It's a little worse than that. The IHS guys aren't just script kiddies, their lead guy's blog is here. He is apparently very active in writing exploits and gives code to all of them. He was just accepted into a university, but worse, one of his blog entries is about how he likes slackware and is trying to write some code to help the project out. Now I don't know about you, but I find that suspicious as hell. Unless someone goes over every line of code submitted with a magnifying glass than it can be fairly easy to sneak in a little area for a buffer overflow or something. (Preventive measures like SELinux and exec-shield are necessary and even they don't fully solve the problem). I can only hope that the slackware community does decent background checks on submitters, and also good code checking. The last thing we need is for Open Source to start being purposely made vulnerable and attacked from within.
Regards,
Steve
It's a reasonable question to ask.
Yes, fundamentally it's true that configuration management has a significant effect on security. To be precise, this is not a flaw, but a characteristic. A site which is in full control of system configuration will have formal security advantages over one which isn't, and this is universally true regardless of platform.
However, the story is told from a much different perspective when it comes to evaluating the security of a given platform. Configuration remains a major factor in security, but it has to be weighed in light of platform capability. So, for example, a very simple network appliance with a very small configuration space has the prospect of being very secure. An ideal appliance cannot be configured insecurely. In practice, that may or not be the case, depending as always on design tradeoffs and correctness of implementation.
Apart from pure appliances, all computing platforms must, for reasons of generality, offer configuration possibilities that put some security tradeoffs in the hands of site administrators. Such is the case for both Linux and Windows, so indeed poor administration can always result in poor security on a sufficiently general platform.

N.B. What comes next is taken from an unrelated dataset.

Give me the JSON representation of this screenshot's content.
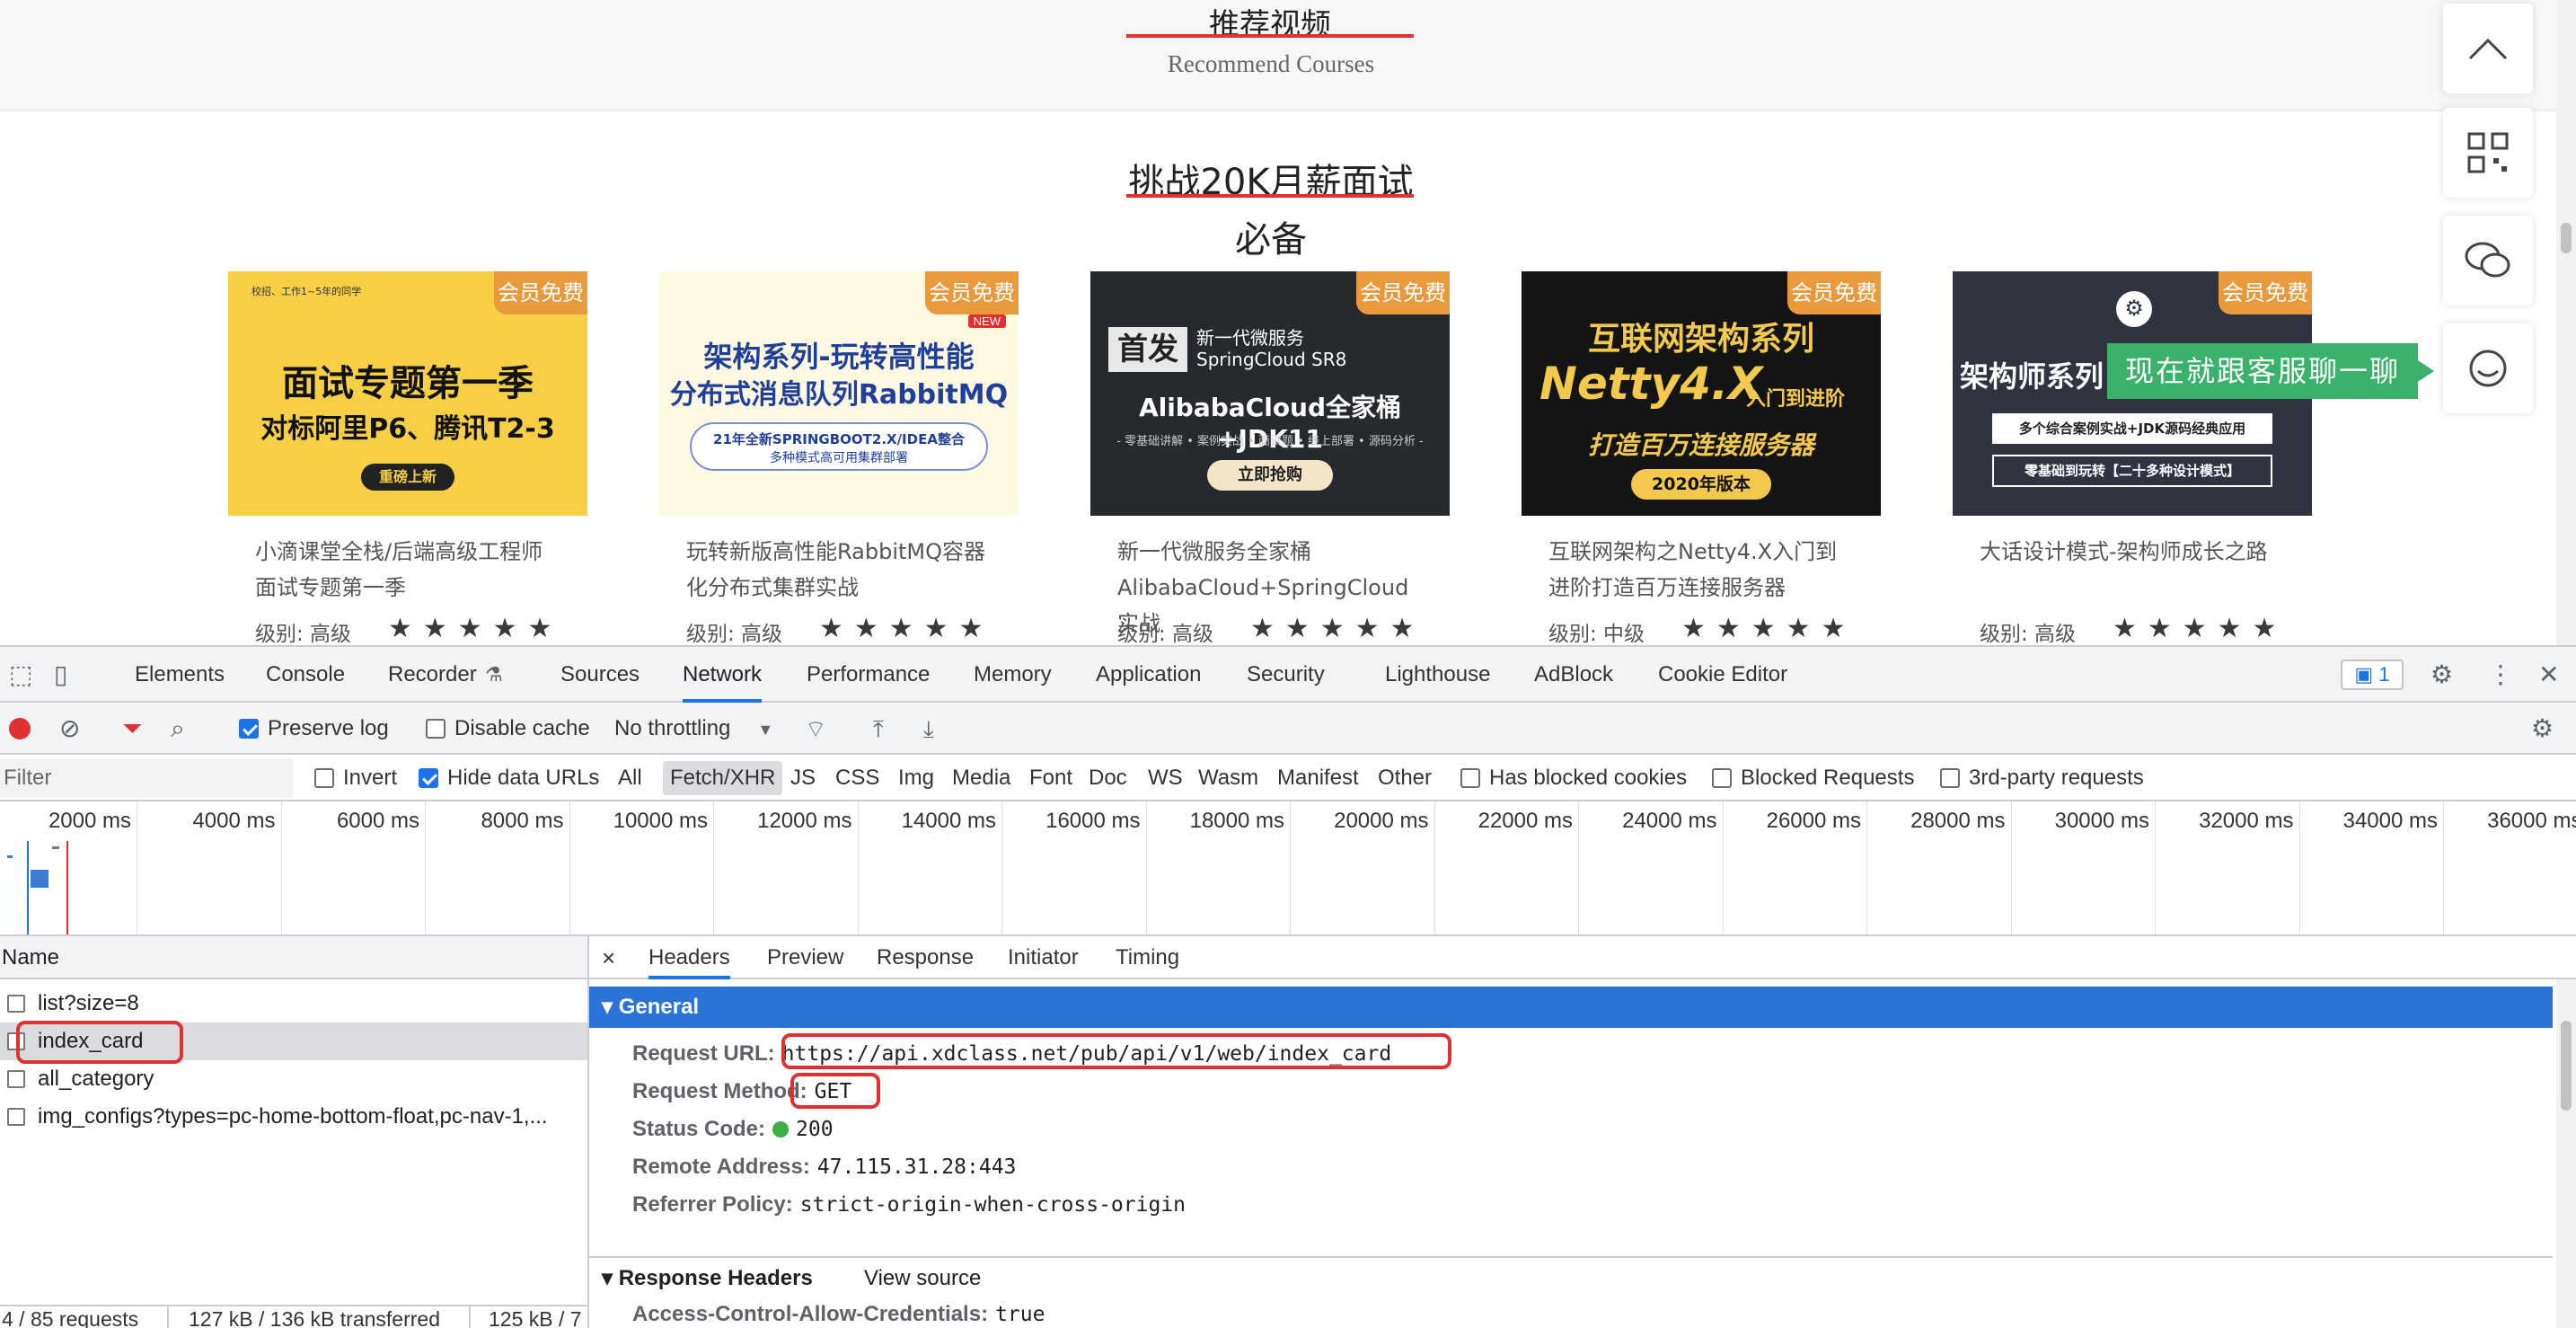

The practical focus, therefore, has turned to how securely these platforms are configured by default. Interestingly, even though Windows is marketed for nonexpert use, it has a long tradition of being configured insecure by default, exactly the opposite of what would be appropriate for a nonexpert market. It also, in my opinion, embodies a lot of fundamentally insecure design tradeoffs, neglecting principles such as modularity, containment, and least privilege, for example. These are extremely deep design problems, not easily fixed.
Linux and Unix, although designed by developers for developers, and therefore intended for expert use, have a record of delivering much better security by default. I can think of lots of particular exceptions, but they have tended to be minor design tradeoffs that could be, and were, easily corrected. Security incident statistics seem to reinforce these observations very strongly.
In my line of work, I get to see what goes on behind the scenes at a lot of sites. It's not often that I come upon a site which is not suffering to some significant degree from a chronic neglect of configuration management. All discussion of platform characteristics aside, this is a real problem on the ground for security.
The issue, in terms of value for effort, then becomes to identify which of these sites is (a) at most immediate risk, and (b) has the best potential of improvement. In the former case, I find that the answer is Windows, and in the latter, it's Linux.
Parity: What to do when the weekend comes.